In XACML, obligations (and advice) are meant to enrich the response the PEP receives back from the PDP. They are not meant to convey authorization logic.
Examples
Two-factor authentication
This example revolves around trust / authentication elevation.
Break The Glass
The aforementioned example comes from the break-the-glass scenario that occurs in healthcare.
Controlling access to a hierarchy of things (items, records)
In your example, you want to control access to items and sub-items. For instance an EHR is made up of PII, PHI, and financial information. Can a doctor view a patient's EHR they have a relationship with? Yes they should be able to. But you'd like to mask or redact the financial information as it is irrelevant to the doctor.

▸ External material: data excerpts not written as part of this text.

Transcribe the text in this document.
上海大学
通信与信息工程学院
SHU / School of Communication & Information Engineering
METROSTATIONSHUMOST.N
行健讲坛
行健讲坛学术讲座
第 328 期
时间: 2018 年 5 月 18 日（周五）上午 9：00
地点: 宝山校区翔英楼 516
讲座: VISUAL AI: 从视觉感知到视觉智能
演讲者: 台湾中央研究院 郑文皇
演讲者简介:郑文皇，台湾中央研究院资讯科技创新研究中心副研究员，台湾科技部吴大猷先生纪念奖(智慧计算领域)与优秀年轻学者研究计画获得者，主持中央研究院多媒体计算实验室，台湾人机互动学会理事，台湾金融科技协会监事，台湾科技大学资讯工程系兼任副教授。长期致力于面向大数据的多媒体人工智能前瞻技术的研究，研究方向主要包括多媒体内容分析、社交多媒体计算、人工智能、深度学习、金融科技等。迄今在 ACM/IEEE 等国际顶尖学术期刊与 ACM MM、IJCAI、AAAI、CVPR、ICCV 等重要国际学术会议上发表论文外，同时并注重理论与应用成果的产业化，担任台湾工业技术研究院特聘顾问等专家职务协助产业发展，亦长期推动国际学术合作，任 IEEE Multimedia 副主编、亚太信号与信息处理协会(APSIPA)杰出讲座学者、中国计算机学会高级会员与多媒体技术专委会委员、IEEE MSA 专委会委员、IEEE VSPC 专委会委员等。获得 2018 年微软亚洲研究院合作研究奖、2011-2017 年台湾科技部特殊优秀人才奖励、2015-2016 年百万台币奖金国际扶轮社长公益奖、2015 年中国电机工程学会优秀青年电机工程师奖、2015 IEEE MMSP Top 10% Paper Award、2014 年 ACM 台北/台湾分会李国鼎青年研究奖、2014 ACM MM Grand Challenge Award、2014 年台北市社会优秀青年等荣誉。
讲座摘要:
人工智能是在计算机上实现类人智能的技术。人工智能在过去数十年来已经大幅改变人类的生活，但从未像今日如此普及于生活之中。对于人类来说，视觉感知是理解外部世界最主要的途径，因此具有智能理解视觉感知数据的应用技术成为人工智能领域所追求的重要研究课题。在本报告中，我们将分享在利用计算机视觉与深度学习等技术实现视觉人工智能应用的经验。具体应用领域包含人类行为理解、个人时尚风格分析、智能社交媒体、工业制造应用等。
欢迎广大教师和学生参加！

In that type of scenario, I would write different rules - one per sub-item. I want the authorization logic to be visible. I want to know there is a rule about doctors viewing PII, PHI, or financials.
I would potentially use the Multiple Decision Profile to ask questions on the different parts of the record.
Of course, if all you want to do is systematically mask just the one field, then you could get away with an obligation.
Best Practice
When you write obligations and advice, you should try not to hide authorization logic inside them. Use them to enrich authorization flows.